E, em “Minha Melhor Amiga”, Susana segue fazendo um excelente trabalho, com uma direção que busca explorar os detalhes em cena para fazer humor, mostrar as belezas dos cenários e trazer um dinamismo leve, que faz você nem sentir o tempo do filme passar. Tudo acontece de forma milimetricamente cronometrada para iniciar e cortar.

Ato 4 – Atuações
Já a atuação das amigas é um espetáculo à parte.
Mônica Martelli (Julia) consegue ser alto-astral, realista, paranoica e frágil com muita facilidade, esbanjando química com sua amiga da vida real e de cena, Ingrid Guimarães (Clara).
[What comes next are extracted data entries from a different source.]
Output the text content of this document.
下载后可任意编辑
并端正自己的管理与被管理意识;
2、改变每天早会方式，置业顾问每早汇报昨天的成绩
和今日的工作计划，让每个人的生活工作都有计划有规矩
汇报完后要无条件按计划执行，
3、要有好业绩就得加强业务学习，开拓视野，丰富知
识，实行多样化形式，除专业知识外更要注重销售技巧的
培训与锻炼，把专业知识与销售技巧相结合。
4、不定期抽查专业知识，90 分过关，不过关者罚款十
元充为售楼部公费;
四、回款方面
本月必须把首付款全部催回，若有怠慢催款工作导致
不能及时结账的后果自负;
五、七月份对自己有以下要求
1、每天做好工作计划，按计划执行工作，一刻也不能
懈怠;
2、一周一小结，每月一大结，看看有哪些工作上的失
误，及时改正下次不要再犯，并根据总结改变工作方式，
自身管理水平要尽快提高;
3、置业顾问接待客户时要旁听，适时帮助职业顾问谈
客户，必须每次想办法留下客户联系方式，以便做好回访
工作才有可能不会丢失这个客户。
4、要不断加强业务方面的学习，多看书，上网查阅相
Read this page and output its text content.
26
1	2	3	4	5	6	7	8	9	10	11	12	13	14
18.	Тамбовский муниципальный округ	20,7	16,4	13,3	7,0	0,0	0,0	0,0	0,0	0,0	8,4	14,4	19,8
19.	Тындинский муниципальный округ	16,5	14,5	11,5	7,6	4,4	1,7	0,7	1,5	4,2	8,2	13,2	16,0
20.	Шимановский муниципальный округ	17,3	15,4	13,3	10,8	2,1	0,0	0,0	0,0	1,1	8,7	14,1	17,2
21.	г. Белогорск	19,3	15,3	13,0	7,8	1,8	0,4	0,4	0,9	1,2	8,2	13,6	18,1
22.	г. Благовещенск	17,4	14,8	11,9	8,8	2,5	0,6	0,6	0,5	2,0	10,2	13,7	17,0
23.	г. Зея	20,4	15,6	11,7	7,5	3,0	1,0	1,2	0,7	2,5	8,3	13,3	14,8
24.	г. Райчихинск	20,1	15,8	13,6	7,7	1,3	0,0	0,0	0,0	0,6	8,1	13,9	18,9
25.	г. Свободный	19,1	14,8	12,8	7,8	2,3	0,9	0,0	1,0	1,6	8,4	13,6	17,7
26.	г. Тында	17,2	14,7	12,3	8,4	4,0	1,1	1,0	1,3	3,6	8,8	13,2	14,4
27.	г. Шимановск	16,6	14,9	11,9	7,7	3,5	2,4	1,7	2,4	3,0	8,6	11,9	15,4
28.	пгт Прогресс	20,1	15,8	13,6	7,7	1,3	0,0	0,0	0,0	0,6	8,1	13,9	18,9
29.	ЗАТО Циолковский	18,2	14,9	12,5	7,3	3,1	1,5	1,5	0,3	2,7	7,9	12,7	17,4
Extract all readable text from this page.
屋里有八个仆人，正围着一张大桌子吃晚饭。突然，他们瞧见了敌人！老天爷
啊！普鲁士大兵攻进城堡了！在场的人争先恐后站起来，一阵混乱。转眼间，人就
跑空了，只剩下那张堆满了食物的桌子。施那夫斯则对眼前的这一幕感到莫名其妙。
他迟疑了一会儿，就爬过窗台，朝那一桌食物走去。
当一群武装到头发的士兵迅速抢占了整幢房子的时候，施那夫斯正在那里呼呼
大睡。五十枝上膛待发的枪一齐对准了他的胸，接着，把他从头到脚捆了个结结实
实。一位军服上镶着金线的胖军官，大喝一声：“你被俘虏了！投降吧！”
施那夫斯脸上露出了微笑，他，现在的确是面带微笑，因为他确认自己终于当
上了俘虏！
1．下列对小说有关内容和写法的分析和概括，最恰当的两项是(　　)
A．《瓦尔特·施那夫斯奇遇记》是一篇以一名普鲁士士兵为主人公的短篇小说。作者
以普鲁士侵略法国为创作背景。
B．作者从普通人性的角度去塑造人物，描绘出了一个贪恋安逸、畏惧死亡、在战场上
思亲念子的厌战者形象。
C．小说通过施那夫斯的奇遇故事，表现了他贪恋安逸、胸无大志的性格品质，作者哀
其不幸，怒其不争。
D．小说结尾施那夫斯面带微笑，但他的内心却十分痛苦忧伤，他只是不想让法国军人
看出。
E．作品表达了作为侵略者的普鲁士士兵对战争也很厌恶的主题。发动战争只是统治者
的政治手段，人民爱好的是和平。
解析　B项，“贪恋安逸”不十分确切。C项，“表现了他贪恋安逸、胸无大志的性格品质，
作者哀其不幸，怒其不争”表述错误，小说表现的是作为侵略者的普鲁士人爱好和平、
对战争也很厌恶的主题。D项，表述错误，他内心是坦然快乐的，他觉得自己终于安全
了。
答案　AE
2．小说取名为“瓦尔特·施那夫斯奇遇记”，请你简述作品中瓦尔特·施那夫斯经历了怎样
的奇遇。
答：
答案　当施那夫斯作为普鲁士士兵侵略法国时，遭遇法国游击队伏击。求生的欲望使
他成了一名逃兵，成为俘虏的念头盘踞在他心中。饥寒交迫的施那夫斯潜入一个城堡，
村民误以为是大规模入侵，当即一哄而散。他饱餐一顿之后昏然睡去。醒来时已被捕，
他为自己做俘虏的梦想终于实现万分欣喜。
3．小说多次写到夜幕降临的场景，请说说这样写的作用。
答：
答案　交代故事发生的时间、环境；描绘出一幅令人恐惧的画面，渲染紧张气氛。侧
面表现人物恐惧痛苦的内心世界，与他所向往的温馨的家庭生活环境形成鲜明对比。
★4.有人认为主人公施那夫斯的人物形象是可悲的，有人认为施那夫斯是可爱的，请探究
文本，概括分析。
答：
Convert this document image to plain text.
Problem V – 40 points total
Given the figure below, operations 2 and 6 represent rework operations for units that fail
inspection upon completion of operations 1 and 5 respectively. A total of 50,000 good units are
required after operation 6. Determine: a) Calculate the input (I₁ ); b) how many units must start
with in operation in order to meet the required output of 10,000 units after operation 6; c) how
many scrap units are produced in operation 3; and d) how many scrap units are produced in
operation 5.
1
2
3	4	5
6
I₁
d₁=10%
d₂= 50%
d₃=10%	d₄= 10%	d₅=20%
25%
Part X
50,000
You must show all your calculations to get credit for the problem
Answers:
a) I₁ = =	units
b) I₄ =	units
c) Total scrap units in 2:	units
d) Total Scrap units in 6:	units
E Ingrid tem aquela energia caótica e frenética que a gente ama, mas consegue trazer nuances de medo e insegurança para sua personagem com muita veracidade. E as duas juntas são um prato cheio para a diversão e para a identificação com uma amizade verdadeira.
Para fechar, Giulia Benite (Manu) e Gabi Amaral (Isadora) conseguem passar aquela energia adolescente insuportável, mas, mesmo assim, amam as mães e precisam delas.

Ato Final – Conclusão
Sendo assim, “Minha Melhor Amiga” não é só mais uma comédia brasileira. É uma dedicatória a uma amizade de décadas, que chega à sétima arte através de um filme que vai te emocionar, fazer rir e refletir sobre muitos aspectos da sua vida e da sua amizade.
Então, chama aquela melhor amiga, ou aquele melhor amigo, e vá se divertir com as loucuras da Clara e da Julia, enquanto elas se reinventam como mães e mulheres.
Em exibição nos cinemas a partir do dia 3 de setembro!